Olivia took a deep breath and sniffed lightly, her gaze drifting around the room.
That was when she noticed something fluffy on the bed.
She had thought it was a pillow, but as she examined the round, baby-bed-like shape more closely, memories flooded in.
"Wait, what?" Olivia exclaimed.
That was Nemo's bed.
The cat slept on the same bed as her.
"She sleeps on the same bed with a cat?" she demanded.
Darling remained silent.
"Oh my God." Olivia massaged her temple, then with one swift motion, yanked the small bed off and tossed it to the floor.

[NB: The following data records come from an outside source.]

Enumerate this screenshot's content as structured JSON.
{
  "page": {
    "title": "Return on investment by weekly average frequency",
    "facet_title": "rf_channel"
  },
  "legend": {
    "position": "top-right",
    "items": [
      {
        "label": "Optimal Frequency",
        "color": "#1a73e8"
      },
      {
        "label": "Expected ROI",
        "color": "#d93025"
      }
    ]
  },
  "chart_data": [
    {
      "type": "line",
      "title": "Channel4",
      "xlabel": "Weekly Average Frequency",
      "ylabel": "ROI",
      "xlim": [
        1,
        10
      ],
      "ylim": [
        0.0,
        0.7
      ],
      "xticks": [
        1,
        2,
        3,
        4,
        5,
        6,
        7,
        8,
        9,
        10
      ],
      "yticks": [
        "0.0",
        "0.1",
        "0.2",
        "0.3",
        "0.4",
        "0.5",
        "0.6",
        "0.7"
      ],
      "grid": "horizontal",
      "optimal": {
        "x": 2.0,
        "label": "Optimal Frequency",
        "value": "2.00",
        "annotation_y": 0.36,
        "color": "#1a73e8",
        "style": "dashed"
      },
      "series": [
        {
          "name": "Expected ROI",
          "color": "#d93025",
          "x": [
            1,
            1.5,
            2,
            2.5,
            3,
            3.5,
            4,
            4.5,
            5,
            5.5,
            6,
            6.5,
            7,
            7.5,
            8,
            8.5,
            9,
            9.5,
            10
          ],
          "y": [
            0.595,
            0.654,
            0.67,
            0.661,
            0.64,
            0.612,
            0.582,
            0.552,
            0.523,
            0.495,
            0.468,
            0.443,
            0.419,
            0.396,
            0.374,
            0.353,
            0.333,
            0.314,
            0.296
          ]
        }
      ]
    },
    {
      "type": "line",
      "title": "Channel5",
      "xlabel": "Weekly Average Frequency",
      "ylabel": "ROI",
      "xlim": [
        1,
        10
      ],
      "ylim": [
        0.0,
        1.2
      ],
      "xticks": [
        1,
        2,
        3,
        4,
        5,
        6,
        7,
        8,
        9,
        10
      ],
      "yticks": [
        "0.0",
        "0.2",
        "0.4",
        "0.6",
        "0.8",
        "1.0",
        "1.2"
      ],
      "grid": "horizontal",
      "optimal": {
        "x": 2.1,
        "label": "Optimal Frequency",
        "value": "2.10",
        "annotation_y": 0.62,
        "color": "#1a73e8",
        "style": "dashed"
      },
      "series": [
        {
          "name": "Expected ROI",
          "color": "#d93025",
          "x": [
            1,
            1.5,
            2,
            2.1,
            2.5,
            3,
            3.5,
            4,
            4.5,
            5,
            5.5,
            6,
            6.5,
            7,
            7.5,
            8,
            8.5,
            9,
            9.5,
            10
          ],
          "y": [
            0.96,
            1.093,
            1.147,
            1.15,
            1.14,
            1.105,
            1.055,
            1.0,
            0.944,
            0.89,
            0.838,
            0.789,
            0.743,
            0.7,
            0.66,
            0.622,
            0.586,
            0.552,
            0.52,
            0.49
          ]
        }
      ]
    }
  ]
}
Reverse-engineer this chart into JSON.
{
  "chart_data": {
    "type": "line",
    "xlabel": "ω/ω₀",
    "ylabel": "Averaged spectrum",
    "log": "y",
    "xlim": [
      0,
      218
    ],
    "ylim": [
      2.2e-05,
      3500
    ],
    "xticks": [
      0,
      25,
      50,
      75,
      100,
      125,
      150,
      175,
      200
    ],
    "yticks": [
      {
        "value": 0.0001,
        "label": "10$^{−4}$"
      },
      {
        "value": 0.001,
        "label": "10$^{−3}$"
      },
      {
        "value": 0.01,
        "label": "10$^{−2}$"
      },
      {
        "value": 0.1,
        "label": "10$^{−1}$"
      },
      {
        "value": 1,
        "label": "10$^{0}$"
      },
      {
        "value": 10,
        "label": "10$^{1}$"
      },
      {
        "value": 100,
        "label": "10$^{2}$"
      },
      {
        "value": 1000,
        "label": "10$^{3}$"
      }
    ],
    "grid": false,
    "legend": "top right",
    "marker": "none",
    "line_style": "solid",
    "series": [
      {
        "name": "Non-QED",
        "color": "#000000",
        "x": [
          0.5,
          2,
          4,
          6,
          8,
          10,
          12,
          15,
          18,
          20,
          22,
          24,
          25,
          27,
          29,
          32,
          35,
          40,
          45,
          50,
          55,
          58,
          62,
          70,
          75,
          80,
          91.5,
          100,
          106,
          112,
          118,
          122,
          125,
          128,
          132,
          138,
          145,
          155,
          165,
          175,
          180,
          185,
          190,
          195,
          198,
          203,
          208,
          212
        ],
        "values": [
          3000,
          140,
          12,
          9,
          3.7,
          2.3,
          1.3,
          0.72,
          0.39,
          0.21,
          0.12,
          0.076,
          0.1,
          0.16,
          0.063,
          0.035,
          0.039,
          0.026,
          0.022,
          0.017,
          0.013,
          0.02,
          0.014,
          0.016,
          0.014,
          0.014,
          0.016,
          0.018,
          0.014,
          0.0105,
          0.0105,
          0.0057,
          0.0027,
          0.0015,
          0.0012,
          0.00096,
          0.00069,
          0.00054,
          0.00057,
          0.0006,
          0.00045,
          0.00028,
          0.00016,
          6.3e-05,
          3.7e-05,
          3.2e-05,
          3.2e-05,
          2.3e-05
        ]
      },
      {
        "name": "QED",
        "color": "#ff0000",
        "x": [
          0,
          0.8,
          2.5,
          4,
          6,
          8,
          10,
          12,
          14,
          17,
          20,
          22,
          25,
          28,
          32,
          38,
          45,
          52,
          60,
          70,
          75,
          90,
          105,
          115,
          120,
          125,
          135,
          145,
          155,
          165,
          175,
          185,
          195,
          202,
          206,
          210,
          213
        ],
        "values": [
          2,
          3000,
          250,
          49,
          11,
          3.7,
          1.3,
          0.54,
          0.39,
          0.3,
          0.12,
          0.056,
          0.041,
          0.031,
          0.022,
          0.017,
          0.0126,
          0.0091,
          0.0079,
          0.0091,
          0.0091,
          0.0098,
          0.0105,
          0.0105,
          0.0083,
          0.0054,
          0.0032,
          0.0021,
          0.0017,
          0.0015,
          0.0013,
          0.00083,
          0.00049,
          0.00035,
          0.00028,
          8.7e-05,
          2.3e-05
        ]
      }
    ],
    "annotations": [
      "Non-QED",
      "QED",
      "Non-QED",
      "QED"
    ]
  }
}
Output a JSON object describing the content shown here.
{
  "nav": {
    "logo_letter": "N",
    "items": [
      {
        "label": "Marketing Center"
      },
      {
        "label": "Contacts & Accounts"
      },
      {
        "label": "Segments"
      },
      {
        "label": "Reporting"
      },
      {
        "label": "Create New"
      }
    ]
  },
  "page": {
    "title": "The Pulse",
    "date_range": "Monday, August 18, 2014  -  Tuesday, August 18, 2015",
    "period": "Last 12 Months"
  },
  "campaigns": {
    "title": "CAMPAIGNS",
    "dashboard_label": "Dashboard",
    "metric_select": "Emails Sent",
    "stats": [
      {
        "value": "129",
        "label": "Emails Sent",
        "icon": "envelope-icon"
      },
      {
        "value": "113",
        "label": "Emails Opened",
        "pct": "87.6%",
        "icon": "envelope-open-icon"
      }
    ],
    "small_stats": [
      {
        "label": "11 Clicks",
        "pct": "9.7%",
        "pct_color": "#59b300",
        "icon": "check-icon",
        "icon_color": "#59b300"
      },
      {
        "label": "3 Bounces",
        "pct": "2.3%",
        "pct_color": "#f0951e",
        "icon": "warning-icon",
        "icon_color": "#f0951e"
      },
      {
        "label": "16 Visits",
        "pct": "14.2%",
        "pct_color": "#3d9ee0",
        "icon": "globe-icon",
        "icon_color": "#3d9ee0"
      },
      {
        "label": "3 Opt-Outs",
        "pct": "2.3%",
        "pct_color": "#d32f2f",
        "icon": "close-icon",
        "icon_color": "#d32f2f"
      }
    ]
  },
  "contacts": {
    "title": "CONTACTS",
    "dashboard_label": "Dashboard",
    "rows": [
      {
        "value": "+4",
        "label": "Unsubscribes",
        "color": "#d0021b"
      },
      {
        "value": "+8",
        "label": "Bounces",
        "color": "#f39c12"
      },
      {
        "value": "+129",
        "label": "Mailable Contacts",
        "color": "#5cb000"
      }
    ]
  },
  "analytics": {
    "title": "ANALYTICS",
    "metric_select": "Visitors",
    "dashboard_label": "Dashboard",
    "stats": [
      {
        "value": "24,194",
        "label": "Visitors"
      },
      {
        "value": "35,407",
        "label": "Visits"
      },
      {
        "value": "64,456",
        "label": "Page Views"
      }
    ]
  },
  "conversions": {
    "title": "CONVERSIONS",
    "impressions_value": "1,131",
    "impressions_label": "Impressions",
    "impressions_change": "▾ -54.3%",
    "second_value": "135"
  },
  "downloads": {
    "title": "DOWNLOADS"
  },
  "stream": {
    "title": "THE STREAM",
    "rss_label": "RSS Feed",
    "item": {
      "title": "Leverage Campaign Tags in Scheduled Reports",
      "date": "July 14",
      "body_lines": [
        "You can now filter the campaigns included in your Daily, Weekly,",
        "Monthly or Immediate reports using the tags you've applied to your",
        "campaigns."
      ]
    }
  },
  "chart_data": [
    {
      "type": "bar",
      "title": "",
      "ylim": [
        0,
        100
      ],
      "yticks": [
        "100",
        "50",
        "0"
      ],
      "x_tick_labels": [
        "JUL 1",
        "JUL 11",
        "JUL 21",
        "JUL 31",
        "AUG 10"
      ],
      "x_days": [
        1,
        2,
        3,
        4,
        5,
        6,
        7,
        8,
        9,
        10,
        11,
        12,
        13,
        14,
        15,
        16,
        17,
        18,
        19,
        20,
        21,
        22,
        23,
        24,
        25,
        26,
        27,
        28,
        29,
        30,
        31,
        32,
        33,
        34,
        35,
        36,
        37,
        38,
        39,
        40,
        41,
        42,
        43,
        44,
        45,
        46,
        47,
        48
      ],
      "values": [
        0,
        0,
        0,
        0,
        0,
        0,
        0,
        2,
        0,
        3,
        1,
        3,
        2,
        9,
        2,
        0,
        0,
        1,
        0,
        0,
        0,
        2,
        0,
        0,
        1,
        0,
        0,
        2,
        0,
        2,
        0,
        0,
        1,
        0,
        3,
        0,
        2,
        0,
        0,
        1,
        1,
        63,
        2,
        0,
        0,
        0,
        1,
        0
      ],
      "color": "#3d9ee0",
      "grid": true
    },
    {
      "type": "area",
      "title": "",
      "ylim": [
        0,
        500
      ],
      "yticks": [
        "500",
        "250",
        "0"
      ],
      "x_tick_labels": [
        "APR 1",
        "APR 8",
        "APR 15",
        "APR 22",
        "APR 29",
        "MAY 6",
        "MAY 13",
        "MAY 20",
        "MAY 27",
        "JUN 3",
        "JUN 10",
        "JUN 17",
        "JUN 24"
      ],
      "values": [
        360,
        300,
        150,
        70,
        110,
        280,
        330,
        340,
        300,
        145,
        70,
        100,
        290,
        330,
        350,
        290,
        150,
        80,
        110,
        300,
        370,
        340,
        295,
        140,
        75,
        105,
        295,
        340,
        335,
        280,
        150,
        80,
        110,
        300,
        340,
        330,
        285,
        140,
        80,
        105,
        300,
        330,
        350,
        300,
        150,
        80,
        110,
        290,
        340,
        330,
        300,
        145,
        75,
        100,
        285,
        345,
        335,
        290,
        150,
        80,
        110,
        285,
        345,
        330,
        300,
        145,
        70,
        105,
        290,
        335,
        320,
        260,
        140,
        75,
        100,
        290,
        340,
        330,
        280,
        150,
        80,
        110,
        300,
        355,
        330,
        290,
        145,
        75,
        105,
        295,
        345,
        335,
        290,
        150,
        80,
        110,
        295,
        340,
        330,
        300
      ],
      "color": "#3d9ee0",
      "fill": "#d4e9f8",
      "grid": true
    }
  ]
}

"I can't believe that girl," she muttered, shaking her head.
Oh, right. Laptop.
She stood and searched the room, but there was nowhere to look. The space was too small to hide anything, and a laptop wasn't something one would hide anyway.
Which meant only one thing.
Emma didn't own a laptop.
"This is getting more and more frustrating," Olivia muttered as she dropped onto the bed, staring up at the white-painted ceiling.
If anyone had told her she'd end up in a situation like this, she would have laughed at the ridiculous joke.
Yet here she was.
She wondered how much money Emma had left. Perhaps she could buy a laptop tomorrow.
Something told her Sammy wouldn't stay idle if she delayed.
Her threat still echoed in Olivia's ears.
For someone to poison another human being so openly, Sammy was clearly capable of far worse.
As her thoughts drifted to Emma and money, memories surfaced, Emma counting a bundle of cash and hiding it beneath the bed.
Yes.
The bed.
Olivia immediately slid off and dropped to her knees. Her hands searched the spot from the memory, and just as expected, there it was.
Money.
Her eyes widened.
If she had this much, how was she still suffering?
Her mind drifted again, slipping back into Emma's memories, back to when she had been sorting the money.
And then she accessed her thoughts.
Loan sharks.
Olivia's eyes flew open as more memories poured in.
They made claims without evidence, forcing Emma to pay debts that might not even exist.
"What the hell?" Olivia hissed.
Her insides boiled with anger.
Not at Emma.
At them.
How dare they?
She couldn't blame Emma or call her foolish, the threats alone were enough to break anyone. Even someone like her might have caved.
She would deal with them.
But first, this money had to be used properly.
There was no way those sharks would get a single penny from her.
All she needed was a laptop.
Even if evidence existed, she could make it disappear.